Learning with Expert Abstractions for Efficient Multi-Task Continuous Control
This work addresses sample inefficiency and generalization challenges in continuous control for robotics or autonomous systems, though it is incremental by building on hierarchical reinforcement learning with expert abstractions.
The paper tackles the problem of inefficient decision-making in continuous multi-task environments by using expert-provided abstractions to guide hierarchical reinforcement learning, resulting in improved sample efficiency, task completion rates, and zero-shot generalization compared to existing methods.

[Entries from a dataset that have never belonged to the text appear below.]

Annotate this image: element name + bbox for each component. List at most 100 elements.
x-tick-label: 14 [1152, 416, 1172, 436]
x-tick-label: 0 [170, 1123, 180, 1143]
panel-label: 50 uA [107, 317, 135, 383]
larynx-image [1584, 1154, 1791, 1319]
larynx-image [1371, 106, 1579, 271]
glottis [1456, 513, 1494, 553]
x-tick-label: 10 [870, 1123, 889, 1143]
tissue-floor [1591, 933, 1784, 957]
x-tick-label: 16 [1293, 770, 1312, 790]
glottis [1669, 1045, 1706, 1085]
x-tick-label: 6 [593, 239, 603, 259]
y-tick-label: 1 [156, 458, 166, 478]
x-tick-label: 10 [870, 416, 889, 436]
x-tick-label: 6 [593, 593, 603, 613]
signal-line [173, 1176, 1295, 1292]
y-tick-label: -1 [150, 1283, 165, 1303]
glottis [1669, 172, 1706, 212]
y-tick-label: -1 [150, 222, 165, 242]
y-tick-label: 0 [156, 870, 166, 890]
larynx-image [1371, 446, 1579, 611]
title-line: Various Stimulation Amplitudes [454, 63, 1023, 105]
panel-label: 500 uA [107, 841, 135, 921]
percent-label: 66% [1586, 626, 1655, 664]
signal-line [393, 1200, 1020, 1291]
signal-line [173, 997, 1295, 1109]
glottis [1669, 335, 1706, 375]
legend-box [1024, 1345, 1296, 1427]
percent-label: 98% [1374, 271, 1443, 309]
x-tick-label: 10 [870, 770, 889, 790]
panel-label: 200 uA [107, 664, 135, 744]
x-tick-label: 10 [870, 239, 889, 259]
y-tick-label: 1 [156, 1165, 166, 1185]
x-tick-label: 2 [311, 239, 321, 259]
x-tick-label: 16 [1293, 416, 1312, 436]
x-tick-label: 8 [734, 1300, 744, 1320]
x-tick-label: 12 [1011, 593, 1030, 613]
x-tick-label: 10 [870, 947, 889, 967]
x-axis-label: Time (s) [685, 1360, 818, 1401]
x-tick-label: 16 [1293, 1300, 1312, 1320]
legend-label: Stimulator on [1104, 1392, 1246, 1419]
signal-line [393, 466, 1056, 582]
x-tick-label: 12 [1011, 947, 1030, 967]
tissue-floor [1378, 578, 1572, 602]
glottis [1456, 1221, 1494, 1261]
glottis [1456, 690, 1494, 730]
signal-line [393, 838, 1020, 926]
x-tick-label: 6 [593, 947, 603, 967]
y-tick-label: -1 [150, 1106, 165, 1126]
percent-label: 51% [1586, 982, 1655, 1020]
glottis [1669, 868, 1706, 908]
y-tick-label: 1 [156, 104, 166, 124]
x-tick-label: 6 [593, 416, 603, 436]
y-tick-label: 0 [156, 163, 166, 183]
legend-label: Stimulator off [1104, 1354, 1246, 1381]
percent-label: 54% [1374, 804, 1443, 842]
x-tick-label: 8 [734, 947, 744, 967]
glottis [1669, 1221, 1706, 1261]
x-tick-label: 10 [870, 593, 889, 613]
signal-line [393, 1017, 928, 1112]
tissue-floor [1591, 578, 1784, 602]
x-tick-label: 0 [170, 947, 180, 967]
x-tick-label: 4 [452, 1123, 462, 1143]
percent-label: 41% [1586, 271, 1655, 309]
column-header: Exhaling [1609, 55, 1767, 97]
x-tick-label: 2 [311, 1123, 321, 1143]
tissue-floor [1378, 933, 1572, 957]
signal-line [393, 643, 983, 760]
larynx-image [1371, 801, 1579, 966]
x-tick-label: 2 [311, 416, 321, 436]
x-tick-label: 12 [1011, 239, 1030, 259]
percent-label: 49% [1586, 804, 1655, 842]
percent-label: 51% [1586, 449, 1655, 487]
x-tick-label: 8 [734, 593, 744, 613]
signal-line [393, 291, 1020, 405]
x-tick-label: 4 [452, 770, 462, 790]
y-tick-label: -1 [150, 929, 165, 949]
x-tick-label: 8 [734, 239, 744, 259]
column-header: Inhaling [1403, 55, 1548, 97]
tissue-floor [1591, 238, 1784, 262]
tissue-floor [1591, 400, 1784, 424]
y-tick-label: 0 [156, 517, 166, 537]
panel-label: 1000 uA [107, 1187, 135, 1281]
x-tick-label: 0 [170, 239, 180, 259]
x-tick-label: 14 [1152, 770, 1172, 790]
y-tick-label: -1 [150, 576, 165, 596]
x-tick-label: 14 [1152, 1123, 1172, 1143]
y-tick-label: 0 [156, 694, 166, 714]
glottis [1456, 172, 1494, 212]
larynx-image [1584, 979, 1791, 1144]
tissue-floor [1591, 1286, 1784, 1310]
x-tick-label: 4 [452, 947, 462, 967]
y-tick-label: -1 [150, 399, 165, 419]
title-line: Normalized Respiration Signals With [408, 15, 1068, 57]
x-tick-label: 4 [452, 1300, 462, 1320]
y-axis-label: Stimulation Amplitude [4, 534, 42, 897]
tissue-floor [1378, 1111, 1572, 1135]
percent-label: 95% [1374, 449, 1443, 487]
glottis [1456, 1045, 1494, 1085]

Decision-making in complex, continuous multi-task environments is often hindered by the difficulty of obtaining accurate models for planning and the inefficiency of learning purely from trial and error. While precise environment dynamics may be hard to specify, human experts can often provide high-fidelity abstractions that capture the essential high-level structure of a task and user preferences in the target environment. Existing hierarchical approaches often target discrete settings and do not generalize across tasks. We propose a hierarchical reinforcement learning approach that addresses these limitations by dynamically planning over the expert-specified abstraction to generate subgoals to learn a goal-conditioned policy. To overcome the challenges of learning under sparse rewards, we shape the reward based on the optimal state value in the abstract model. This structured decision-making process enhances sample efficiency and facilitates zero-shot generalization. Our empirical evaluation on a suite of procedurally generated continuous control environments demonstrates that our approach outperforms existing hierarchical reinforcement learning methods in terms of sample efficiency, task completion rate, scalability to complex tasks, and generalization to novel scenarios.